U.S. brings first treason case in over 50 years

 By James Vicini

WASHINGTON (Reuters) – A California-born convert to Islam, accused of making a series of al Qaeda propaganda videos, became on Wednesday the first American charged with treason since the World War Two era, U.S. Justice Department officials said.

Fugitive Adam Gadahn, 28, who is believed to be in Pakistan, was accused of treason, which carries a maximum punishment of death, and providing material support to al Qaeda, they said.

According to the charges, Gadahn appeared in five videos broadcast between October 2004 and September 11, 2006, giving al Qaeda “aid and comfort … with the intent to betray the United States.”

“Gadahn gave himself to our enemies in al Qaeda for the purpose of being a central part of their propaganda machine,” Deputy Attorney General Paul McNulty told a news conference.

“By making this choice, we believe Gadahn committed treason — perhaps the most serious offense for which any person can be tried under our Constitution,” he said.

McNulty acknowledged that Gadahn appeared to be involved only in propaganda for the Islamic militant group, not in planning any attacks.

Gadahn converted to Islam from a Jewish-Christian family when he was 17 and a few years later moved to Pakistan. He was previously known as Adam Pearlman and grew up on a goat ranch outside Los Angeles.

The charges were contained in an indictment handed up in a federal court in California by a grand jury. The evidence against him in the indictment consisted entirely of the videos.

The FBI has been seeking to question Gadahn since May 2004. The FBI added him on Wednesday to its list of the most wanted terrorists and a U.S. State Department program offered up to a $1 million reward for information leading to his arrest.

In Los Angeles, Gadahn’s aunt, Nancy Pearlman, declined to comment, saying, “We are not giving any interviews.”

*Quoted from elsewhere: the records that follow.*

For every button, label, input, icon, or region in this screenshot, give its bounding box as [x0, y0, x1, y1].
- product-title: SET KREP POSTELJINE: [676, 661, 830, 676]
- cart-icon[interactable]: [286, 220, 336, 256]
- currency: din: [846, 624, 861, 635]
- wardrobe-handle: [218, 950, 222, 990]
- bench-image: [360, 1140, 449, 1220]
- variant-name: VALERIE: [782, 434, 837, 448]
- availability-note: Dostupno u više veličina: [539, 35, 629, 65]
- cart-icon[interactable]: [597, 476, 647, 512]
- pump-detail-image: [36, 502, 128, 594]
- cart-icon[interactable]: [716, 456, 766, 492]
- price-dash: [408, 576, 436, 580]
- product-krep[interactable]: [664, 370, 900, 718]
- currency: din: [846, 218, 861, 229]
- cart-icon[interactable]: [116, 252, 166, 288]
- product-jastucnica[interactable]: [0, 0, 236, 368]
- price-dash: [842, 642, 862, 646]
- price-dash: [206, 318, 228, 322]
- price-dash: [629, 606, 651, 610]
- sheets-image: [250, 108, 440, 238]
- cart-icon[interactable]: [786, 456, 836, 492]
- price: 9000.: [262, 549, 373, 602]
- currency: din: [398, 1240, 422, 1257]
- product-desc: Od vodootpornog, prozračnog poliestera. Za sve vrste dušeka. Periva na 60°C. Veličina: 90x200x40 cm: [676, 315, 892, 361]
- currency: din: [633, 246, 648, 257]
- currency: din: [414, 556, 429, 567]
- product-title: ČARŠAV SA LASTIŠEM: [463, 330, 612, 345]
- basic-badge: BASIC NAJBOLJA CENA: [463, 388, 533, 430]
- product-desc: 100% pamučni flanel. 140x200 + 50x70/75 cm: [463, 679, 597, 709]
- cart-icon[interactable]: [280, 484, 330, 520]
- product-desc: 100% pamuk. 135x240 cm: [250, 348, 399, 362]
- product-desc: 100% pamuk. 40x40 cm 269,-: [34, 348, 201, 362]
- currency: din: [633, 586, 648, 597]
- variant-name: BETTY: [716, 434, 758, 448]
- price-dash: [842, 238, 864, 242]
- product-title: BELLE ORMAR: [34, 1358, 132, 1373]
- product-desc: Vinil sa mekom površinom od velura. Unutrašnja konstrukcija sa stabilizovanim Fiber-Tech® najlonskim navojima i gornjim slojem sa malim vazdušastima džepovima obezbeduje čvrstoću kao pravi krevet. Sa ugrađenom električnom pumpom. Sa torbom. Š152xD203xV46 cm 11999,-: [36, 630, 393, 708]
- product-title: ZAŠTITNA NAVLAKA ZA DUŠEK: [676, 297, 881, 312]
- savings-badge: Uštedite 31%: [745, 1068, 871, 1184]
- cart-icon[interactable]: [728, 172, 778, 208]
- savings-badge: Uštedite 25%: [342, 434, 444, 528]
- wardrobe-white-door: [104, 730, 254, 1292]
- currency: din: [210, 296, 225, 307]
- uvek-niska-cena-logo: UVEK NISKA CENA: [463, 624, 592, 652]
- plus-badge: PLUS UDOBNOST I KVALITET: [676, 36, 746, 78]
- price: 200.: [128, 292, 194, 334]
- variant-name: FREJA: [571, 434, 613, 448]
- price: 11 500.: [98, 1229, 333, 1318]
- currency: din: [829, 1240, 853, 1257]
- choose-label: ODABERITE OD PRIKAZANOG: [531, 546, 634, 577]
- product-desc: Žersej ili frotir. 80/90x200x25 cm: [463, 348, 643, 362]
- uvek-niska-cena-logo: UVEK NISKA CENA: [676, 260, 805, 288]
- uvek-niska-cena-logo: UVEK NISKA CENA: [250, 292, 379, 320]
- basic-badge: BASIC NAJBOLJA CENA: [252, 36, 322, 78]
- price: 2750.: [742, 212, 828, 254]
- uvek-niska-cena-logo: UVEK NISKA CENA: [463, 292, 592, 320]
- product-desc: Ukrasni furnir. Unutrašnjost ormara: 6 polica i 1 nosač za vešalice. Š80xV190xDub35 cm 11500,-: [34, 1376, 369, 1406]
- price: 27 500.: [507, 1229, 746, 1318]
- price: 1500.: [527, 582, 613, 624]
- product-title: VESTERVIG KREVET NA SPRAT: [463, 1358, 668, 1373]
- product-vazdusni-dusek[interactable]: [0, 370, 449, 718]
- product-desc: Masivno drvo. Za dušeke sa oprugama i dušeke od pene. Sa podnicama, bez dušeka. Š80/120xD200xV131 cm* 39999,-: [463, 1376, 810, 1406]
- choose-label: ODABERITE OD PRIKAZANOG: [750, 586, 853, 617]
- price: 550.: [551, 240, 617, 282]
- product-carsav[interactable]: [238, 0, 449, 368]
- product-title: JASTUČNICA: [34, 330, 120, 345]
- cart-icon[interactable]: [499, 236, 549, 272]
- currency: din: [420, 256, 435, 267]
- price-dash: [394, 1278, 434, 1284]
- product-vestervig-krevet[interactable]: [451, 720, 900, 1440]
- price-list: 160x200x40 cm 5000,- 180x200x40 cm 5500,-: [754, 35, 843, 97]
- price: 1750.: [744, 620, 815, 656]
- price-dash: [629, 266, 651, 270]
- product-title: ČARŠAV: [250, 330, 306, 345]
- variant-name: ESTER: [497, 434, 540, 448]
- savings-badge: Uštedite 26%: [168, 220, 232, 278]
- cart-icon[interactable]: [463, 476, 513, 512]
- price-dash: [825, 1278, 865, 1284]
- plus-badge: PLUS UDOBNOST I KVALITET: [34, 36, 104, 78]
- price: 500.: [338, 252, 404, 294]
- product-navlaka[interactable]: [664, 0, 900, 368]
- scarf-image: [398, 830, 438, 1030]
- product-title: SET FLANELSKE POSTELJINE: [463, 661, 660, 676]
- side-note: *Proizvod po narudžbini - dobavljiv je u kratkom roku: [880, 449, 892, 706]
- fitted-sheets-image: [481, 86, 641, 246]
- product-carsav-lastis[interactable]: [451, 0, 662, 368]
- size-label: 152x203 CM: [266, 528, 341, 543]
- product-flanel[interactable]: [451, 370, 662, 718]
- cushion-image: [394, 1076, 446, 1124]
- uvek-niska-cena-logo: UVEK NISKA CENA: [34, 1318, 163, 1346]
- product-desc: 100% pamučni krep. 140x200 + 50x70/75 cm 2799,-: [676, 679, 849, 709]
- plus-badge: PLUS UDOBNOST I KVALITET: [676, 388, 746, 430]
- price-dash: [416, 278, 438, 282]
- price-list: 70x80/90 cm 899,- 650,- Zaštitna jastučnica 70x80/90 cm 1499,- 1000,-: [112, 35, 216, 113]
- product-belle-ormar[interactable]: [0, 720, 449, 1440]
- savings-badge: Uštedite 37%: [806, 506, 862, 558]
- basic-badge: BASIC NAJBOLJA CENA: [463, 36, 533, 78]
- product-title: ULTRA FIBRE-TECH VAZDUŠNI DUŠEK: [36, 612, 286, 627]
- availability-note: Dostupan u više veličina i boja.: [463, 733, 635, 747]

There were a number of treason cases after World War Two, including a trial in 1952, legal experts said. In one of the cases, an American woman, known as “Tokyo Rose,” was convicted of treason and later pardoned. She died in Chicago last month.

Justice Department officials denied the case was timed to deflect attention from the fallout over lewd computer messages sent by a former Republican congressman to young male aides, a scandal that may help Democrats seize control of Congress in the November 7 elections.


In the first video in October 2004, right before the presidential election, Gadahn announced he had joined al Qaeda and said that “the streets of America shall run red with blood,” according to the indictment.

In another video in September 2005, around the anniversary of the September 11 attacks, Gadahn referred to “the blessed raids on New York and Washington,” the indictment said.

He referred to more recent attacks in London and Madrid and stated, “Tomorrow, Los Angeles and Melbourne, Allah willing,” according to the indictment.

It said he appeared earlier this past summer in a video that also contained statements from the top al Qaeda leaders, Osama bin Laden and Ayman al-Zawahri.

In a video broadcast on September 2, Gadahn encouraged American soldiers to “escape from the unbelieving Army and join the winning side.”

In a video released on or about the fifth anniversary of the attacks, he praised the pilots who took control of the planes on September 11 and referred to the United States as “enemy soil,” according to the indictment.